Festivals in Mexico 1999

With a group of 14 painters and Leigh Hyams, an extraordinary painter and teacher using watercolors and journals we brought with us, painted our way from one small town to another in Central Mexico during the month of June in 1999.

The trip began in San Miguel Allende, a brightly painted town in its own rite with a cathedral built by a man who had never actually seen a cathedral in person, and so relied upon pictures of European Cathedrals to design his. It had a bulbous and grotesque presence –like a carved marshmallow.

Nevertheless, its beautiful, particularly at night lit up as it overlooks the jardin, where the townspeople sit and visit for hours on benches under trees where large Mexican birds resembling blue jays that come to roost and squawk at night, against the mariachi band that begins playing somewhere in the late afternoon and quit near two in the morning. I had arrived the night of Corpus Christi, the Christian day that is dedicated to celebrating the body of Christ within the Eucharist. This day is also called Mule Day in Mexico because it was once the day when the Spanish collected taxes. If one was unable to pay, the goods that were made or harvested were packed on mules and delivered to the Spanish. On the morning of Corpus Christi children dress up and families bring boxes of fruit to church to share with their neighbors. Unfortunately I wouldn’t witness this ritual first hand because I arrived too late to see the festivities, but I understand there were parades that went on all day. At night for five nights there were fireworks that went well into the early morning. One night there was a storm that kept my roommate and I up talking until dawn and when there wasn’t storms or fireworks, there were dogs howling and men shoveling until morning. San Miguel was loud with sounds other than cars.

Having missed the Corpus Christi festivities, I began looking forward to a parade aptly named Dia del los Locos (Day of the Crazies), beginning with a mid-morning outdoor mass at the San Antonio Church for the feast day of San Anthony. Since St. Anthony is, among other things, the patron saint of those seeking a sweetheart, the celebrants were originally men and boys dressed up as women looking for mates. The women, whether feeling insulted or just left out, decided many years ago to join the fun – and the parade. There are floats, groups of dancers, and hundreds of those masked and in costumes. The parade winds its way through town toward the Jardin, music blaring, masks grinning, candy tossed through the air to the crowds. However, as I soon discovered, I would be leaving two days before this event to go to our second destination. I began to become a bit concerned. Would I be able to actually document a festival while in Mexico, or would our group be one step ahead or behind every event that took place?

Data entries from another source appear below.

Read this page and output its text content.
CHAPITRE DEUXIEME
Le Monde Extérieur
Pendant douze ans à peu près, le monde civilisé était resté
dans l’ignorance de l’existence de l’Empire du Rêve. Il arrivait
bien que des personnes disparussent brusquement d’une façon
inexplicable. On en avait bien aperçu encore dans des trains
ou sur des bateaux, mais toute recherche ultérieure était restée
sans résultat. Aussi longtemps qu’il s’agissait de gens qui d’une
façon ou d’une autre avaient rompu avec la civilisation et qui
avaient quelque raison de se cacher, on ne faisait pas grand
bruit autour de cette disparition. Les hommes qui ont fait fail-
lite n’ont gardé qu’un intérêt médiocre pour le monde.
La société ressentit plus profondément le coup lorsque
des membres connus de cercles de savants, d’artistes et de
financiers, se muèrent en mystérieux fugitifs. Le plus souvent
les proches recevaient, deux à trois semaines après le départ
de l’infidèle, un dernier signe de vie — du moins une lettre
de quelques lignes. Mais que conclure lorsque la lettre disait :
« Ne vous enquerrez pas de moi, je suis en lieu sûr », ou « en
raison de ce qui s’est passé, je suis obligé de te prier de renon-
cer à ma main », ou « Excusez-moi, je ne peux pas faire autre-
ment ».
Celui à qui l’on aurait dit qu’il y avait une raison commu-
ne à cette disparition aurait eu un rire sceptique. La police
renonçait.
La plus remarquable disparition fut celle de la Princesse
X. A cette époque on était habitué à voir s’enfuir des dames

A four hour journey from Allende, Patsquaro was quite different. We were housed in what felt like a dark fortress, a large hotel that had been a family’s home for seven generations. The rooms offered no color at all and all the lights were amber (you notice these things when you are on a painting retreat). In the early mornings there was a market where goods and food were sold and exchanged. Closer to the mountain areas, it rained a great deal in this town.

The next leg of the journey was Guanoatu, a perfectly charming town set within surrounding cliffs and only accessible driving through long tunnels that had been carved in the rock. We stayed in a bed and breakfast that’s decor was devoted to paper-mache Mexican objects of folklore, but the darker imagery – skeletons, monsters and devils. Outside was a large brightly colored tent from northern India. Within it housed a fantastic marionette collection. I asked for a mosquito net and made my way to that tent where I stayed for two days.

I had heard when we arrived that the Feast of St. Anthony, who is most known as the Patron Saint of lost things, celebrations were likely to occur in the town about a 15 minute drive from where we were staying. It was likely that parades and such would occur in the afternoon, so I used my morning to paint. At comida (lunch around 2 in the afternoon) a number of the women had come back from the town to report that indeed the parades had been in the morning and they were absolutely fantastic! Men dressed as paper-mache bulls chasing women, large costumed men on stilts, children dressed up, Indian dancers in the streets. How could I have missed another festival? As I sat there in total disbelief I realized the opportunity (one must always look for the opportunity) in this: St. Anthony was the Patron Saint of Lost Things – and here I was unable to find my way to a festival while in Mexico.

After lunch I went into town with my video camera and filmed the empty streets. It was siesta and practically everyone in the town was resting. I filmed the churches and the streets where the events took place, and I was fortunate enough to see a lone street sweeper sweeping up the paper confetti remnants of the parade earlier that morning. I sat in their Jardin and looked out upon the plaza, lemonade and listened to the ever present mariachi band. A couple of hours passed and people began to come back out. A crowd gathered behind a building and walked over to find out what was going on. A mime was performing in the streets, pulling people out of the audience to enact his plays. I watched him for a very long time until the a group of ten or so minstrels came out and serenaded the town by playing music, singing and walking through the streets. Men and women stood with small carts of ice-cream. Later that night fireworks went off and I concluded that the events we call festivals or holidays at home are happenstance in this town and in many towns in Mexico. Together with their families and friends in the square where performers entertain, fireworks are exploded and people by ice cream and other sweets from little stands, there is always some reason to celebrate.